But still he goes on looking and peering to see what the plane of colours and figures looks like and to make sure nothing has gone unnoticed. You never know what else might come along. (Rudi Fuchs)
The common thread in his work, as he formulates it himself, is “the search for an artistic form that is a synthesis of various perspectives. Art that, in doing so, gives shape to a variety of feelings.”
In pursuit of this, Lucassen brings contrasting concepts together in a way that removes their contradictory elements and allows them, instead, to complete one another. He wants to unite them in an organic whole. Combining apparently incompatible things ignites his fantasy and opens up the space for entirely unexpected and previously unknown images to exist. Taken out of their original contexts and placed in connection with new objects, the obviousness and casual existence of certain images are broken, and the images are given a new meaning. He breaks down old truths in order to present new associative possibilities.
This publication brings together unknown works of art, never before reproduced. Often fresh off the easel, they had disappeared into private collections or other Dutch museums. It is about time that these works become available to a broader public.
Featured here are the early paintings in which Lucassen provocatively brings figuration and abstraction in confrontation with one another. He doesn’t want to reconcile the young tradition of abstract art with art’s age-old mission of depicting reality. Rather, he seeks the overlap between the two, knowing that a good painting exists in the graces of stunning refinement. He goes on to make assemblages and modifications: ways for him to respond to and contradict our reality.

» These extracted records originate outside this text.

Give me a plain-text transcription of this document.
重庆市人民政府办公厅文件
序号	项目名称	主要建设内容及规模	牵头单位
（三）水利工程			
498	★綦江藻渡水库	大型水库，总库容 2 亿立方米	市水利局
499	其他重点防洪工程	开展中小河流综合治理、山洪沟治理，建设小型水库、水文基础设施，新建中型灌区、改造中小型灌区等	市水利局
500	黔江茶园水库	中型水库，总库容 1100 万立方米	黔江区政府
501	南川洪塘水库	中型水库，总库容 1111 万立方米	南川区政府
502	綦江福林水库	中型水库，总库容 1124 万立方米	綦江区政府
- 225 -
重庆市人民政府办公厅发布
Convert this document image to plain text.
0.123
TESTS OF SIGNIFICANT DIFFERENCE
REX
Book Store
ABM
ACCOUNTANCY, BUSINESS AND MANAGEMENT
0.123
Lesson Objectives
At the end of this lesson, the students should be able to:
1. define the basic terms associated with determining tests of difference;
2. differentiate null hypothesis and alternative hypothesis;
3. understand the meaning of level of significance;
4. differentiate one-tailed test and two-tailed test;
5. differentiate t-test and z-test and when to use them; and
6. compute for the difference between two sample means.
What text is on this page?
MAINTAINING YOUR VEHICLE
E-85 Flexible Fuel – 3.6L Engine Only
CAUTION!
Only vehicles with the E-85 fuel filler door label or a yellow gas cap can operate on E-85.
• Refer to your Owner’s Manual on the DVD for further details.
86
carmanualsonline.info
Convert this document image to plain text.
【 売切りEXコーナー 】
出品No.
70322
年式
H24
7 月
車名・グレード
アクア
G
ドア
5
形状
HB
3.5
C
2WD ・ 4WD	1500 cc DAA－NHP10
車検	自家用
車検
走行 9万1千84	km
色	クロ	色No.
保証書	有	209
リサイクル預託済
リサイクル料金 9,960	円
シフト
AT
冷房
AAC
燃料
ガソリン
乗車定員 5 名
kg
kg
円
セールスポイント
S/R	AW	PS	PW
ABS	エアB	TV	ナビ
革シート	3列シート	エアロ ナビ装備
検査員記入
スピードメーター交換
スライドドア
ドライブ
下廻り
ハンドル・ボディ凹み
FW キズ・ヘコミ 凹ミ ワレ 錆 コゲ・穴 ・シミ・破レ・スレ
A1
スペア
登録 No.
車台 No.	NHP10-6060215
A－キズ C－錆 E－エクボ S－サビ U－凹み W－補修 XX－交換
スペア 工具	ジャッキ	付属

Influenced by his interest in “primitive art”, in which objects are ascribed a particular spirit and emotional value, Lucassen goes on to use different signs and symbols to express his thoughts and feelings. They become abstract mood drawings with no direct bearing on reality, devoid of anecdotal content, yet born out of real associations and intuition.
Lucassen creates an almost mystical worldview where each element has a particular symbolic value. He juggles with contrasting concepts of language and image, male and female, figurative and abstract, body and soul, nature and culture, beginning and end. And miraculously, they form an inextricable whole, strengthening one another.